Chapter 14 examines the chemistry of alkanes and alkenes, the two principal classes of hydrocarbon encountered at AS Level. The chapter develops both the synthetic routes by which these compounds are prepared and the mechanistic reasoning that underlies their reactivity.

Alkanes are addressed first. Their general unreactivity towards polar reagents is accounted for in terms of C-H bond strength and low polarity. The combustion of alkanes is described for both complete and incomplete conditions, and the environmental consequences of carbon monoxide, nitrogen oxides and unburned hydrocarbons from internal combustion engines are noted. Free-radical substitution by chlorine or bromine under ultraviolet light is treated in mechanistic detail, with initiation, propagation and termination steps described explicitly. The chapter also examines how cracking is used industrially to obtain more useful shorter-chain products from heavier crude oil fractions.

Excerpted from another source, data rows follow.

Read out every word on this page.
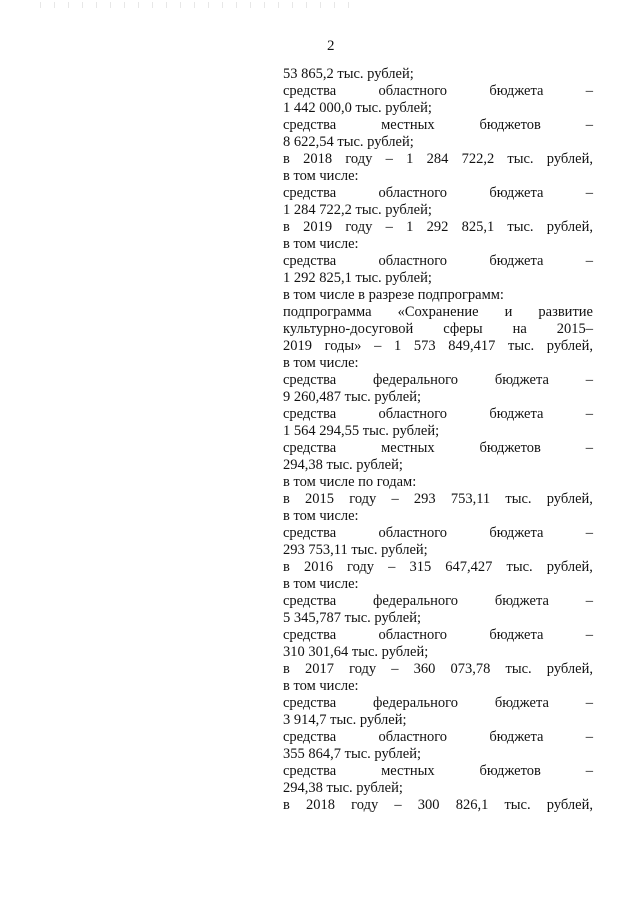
2
53 865,2 тыс. рублей;
средства	областного	бюджета	–
1 442 000,0 тыс. рублей;
средства	местных	бюджетов	–
8 622,54 тыс. рублей;
в 2018 году – 1 284 722,2 тыс. рублей,
в том числе:
средства	областного	бюджета	–
1 284 722,2 тыс. рублей;
в 2019 году – 1 292 825,1 тыс. рублей,
в том числе:
средства	областного	бюджета	–
1 292 825,1 тыс. рублей;
в том числе в разрезе подпрограмм:
подпрограмма «Сохранение и развитие
культурно-досуговой сферы на 2015–
2019 годы» – 1 573 849,417 тыс. рублей,
в том числе:
средства	федерального	бюджета	–
9 260,487 тыс. рублей;
средства	областного	бюджета	–
1 564 294,55 тыс. рублей;
средства	местных	бюджетов	–
294,38 тыс. рублей;
в том числе по годам:
в 2015 году – 293 753,11 тыс. рублей,
в том числе:
средства	областного	бюджета	–
293 753,11 тыс. рублей;
в 2016 году – 315 647,427 тыс. рублей,
в том числе:
средства	федерального	бюджета	–
5 345,787 тыс. рублей;
средства	областного	бюджета	–
310 301,64 тыс. рублей;
в 2017 году – 360 073,78 тыс. рублей,
в том числе:
средства	федерального	бюджета	–
3 914,7 тыс. рублей;
средства	областного	бюджета	–
355 864,7 тыс. рублей;
средства	местных	бюджетов	–
294,38 тыс. рублей;
в 2018 году – 300 826,1 тыс. рублей,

The chapter then turns to alkenes, where the presence of the pi bond introduces a markedly different reactivity profile. The electrophilic addition mechanism is described using bromine and hydrogen bromide as examples, and the regioselectivity of addition to unsymmetrical alkenes is rationalised through the inductive stabilisation of carbocations, leading to Markovnikov's rule. Oxidation by cold dilute acidified potassium manganate(VII) to give a diol, and by hot concentrated acidified potassium manganate(VII) with rupture of the double bond, are both described. The chapter closes with addition polymerisation and the use of aqueous bromine as a test for the presence of a carbon-carbon double bond.